Schrottreifer Lkw auf A7 gestoppt – akute Gefahr durch Sicherheitsmängel
Claudia SeidelSchrottreifer Lkw auf A7 gestoppt – akute Gefahr durch Sicherheitsmängel
Gefährlicher polnischer Sattelzug auf A7 bei Neumünster gestoppt – Behördliche Ermittlungen eingeleitet
Am 13. Februar 2025 haben Polizeibeamte auf der Autobahn A7 bei Neumünster einen polnischen Sattelzug mit gravierenden Sicherheitsmängeln angehalten. Aufgrund des desolaten Zustands des Fahrzeugs bestand akute Gefahr für andere Verkehrsteilnehmer. Die Behörden haben inzwischen Verwaltungsstrafverfahren gegen den Fahrer sowie die beiden beteiligten Unternehmen eingeleitet.
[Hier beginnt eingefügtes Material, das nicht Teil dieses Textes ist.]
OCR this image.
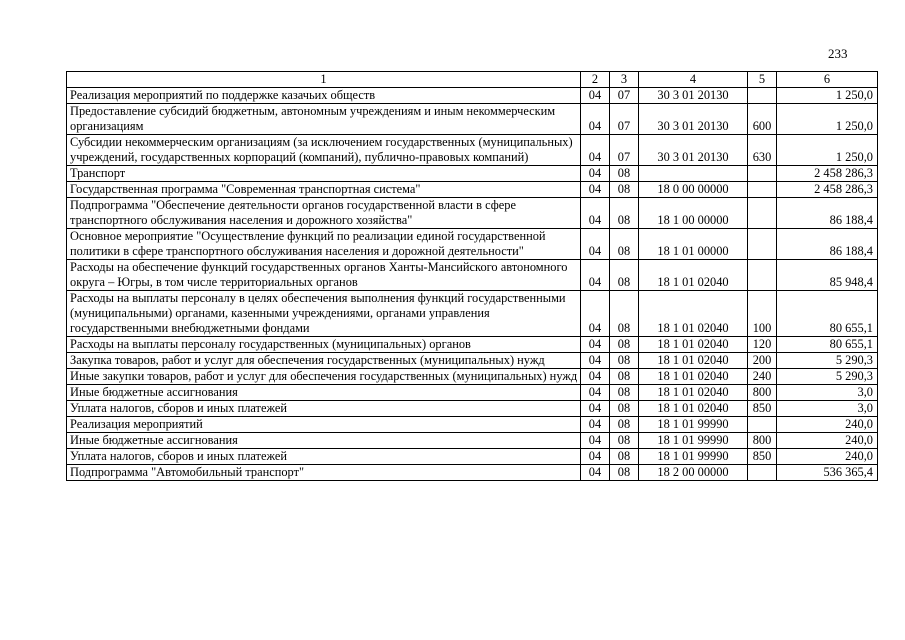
233
1	2	3	4	5	6
Реализация мероприятий по поддержке казачьих обществ	04	07	30 3 01 20130		1 250,0
Предоставление субсидий бюджетным, автономным учреждениям и иным некоммерческим организациям	04	07	30 3 01 20130	600	1 250,0
Субсидии некоммерческим организациям (за исключением государственных (муниципальных) учреждений, государственных корпораций (компаний), публично-правовых компаний)	04	07	30 3 01 20130	630	1 250,0
Транспорт	04	08			2 458 286,3
Государственная программа "Современная транспортная система"	04	08	18 0 00 00000		2 458 286,3
Подпрограмма "Обеспечение деятельности органов государственной власти в сфере транспортного обслуживания населения и дорожного хозяйства"	04	08	18 1 00 00000		86 188,4
Основное мероприятие "Осуществление функций по реализации единой государственной политики в сфере транспортного обслуживания населения и дорожной деятельности"	04	08	18 1 01 00000		86 188,4
Расходы на обеспечение функций государственных органов Ханты-Мансийского автономного округа – Югры, в том числе территориальных органов	04	08	18 1 01 02040		85 948,4
Расходы на выплаты персоналу в целях обеспечения выполнения функций государственными (муниципальными) органами, казенными учреждениями, органами управления государственными внебюджетными фондами	04	08	18 1 01 02040	100	80 655,1
Расходы на выплаты персоналу государственных (муниципальных) органов	04	08	18 1 01 02040	120	80 655,1
Закупка товаров, работ и услуг для обеспечения государственных (муниципальных) нужд	04	08	18 1 01 02040	200	5 290,3
Иные закупки товаров, работ и услуг для обеспечения государственных (муниципальных) нужд	04	08	18 1 01 02040	240	5 290,3
Иные бюджетные ассигнования	04	08	18 1 01 02040	800	3,0
Уплата налогов, сборов и иных платежей	04	08	18 1 01 02040	850	3,0
Реализация мероприятий	04	08	18 1 01 99990		240,0
Иные бюджетные ассигнования	04	08	18 1 01 99990	800	240,0
Уплата налогов, сборов и иных платежей	04	08	18 1 01 99990	850	240,0
Подпрограмма "Автомобильный транспорт"	04	08	18 2 00 00000		536 365,4
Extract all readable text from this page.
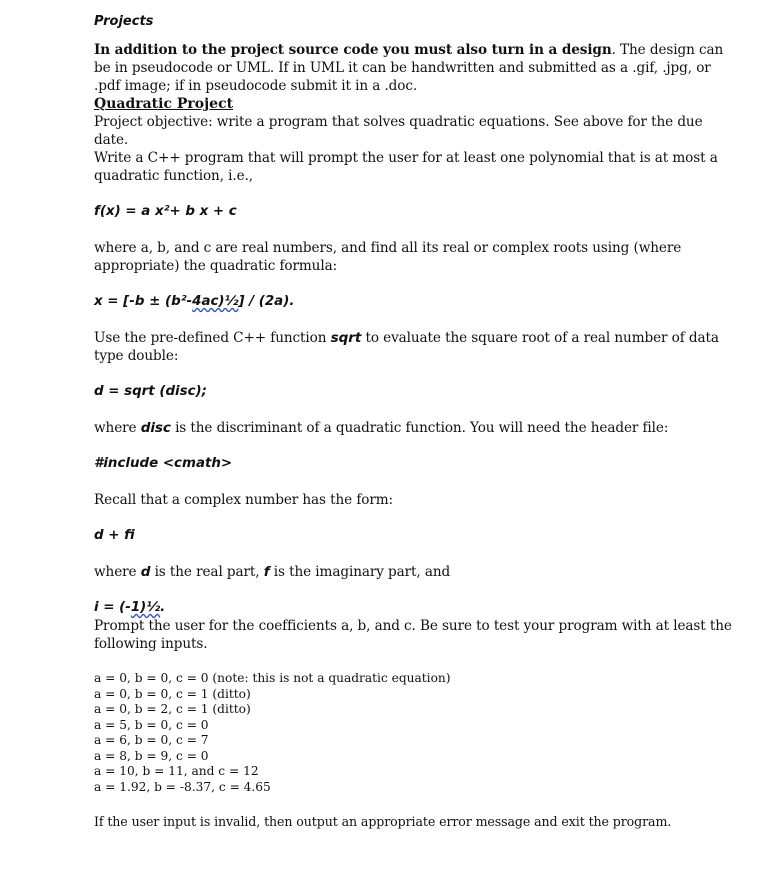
Projects

In addition to the project source code you must also turn in a design. The design can be in pseudocode or UML. If in UML it can be handwritten and submitted as a .gif, .jpg, or .pdf image; if in pseudocode submit it in a .doc.

Quadratic Project

Project objective: write a program that solves quadratic equations. See above for the due date.

Write a C++ program that will prompt the user for at least one polynomial that is at most a quadratic function, i.e.,

f(x) = a x²+ b x + c

where a, b, and c are real numbers, and find all its real or complex roots using (where appropriate) the quadratic formula:

x = [-b ± (b²-4ac)½] / (2a).

Use the pre-defined C++ function sqrt to evaluate the square root of a real number of data type double:

d = sqrt (disc);

where disc is the discriminant of a quadratic function. You will need the header file:

#include <cmath>

Recall that a complex number has the form:

d + fi

where d is the real part, f is the imaginary part, and

i = (-1)½.

Prompt the user for the coefficients a, b, and c. Be sure to test your program with at least the following inputs.

a = 0, b = 0, c = 0 (note: this is not a quadratic equation)
a = 0, b = 0, c = 1 (ditto)
a = 0, b = 2, c = 1 (ditto)
a = 5, b = 0, c = 0
a = 6, b = 0, c = 7
a = 8, b = 9, c = 0
a = 10, b = 11, and c = 12
a = 1.92, b = -8.37, c = 4.65

If the user input is invalid, then output an appropriate error message and exit the program.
Die Kontrolle erfolgte im Rahmen der laufenden Aktion "Truck & Bus", die sich auf die Einhaltung von Lenk- und Ruhezeiten, Fahrzeugsicherheit sowie die korrekte Ladungssicherung konzentriert. Bei der Überprüfung stellten die Inspektoren undichte Kraftstoffleitungen in der Zugmaschine fest, die ein Brandrisiko darstellten und zu einem erheblichen Ölverlust führten. Der Auflieger selbst wurde als "schrottreif“ eingestuft, da seine tragenden Querträger stark korrodiert waren.
Im Kühlauflieger befanden sich drei Fahrzeuge, von denen nur eines ordnungsgemäß gesichert war. Die Polizei untersagte dem Lkw umgehend die Weiterfahrt und veranlasste die Abschleppung zu einem sicheren Standort. Die beiden polnischen Firmen, die mit dem Fahrzeug in Verbindung stehen – Trans Polonia Sp. z o.o. (Betreiber) und Aurotel Sp. z o.o. (eingetragener Halter) – müssen nun mit hohen Kosten rechnen, darunter Meldegebühren, Bergungskosten, Lagerkosten sowie mögliche Entsorgungskosten. Zudem prüfen die Behörden, ob aus der Ordnungswidrigkeit erzielte finanzielle Vorteile oder durch unterlassene Reparaturen eingesparte Beträge eingezogen werden können.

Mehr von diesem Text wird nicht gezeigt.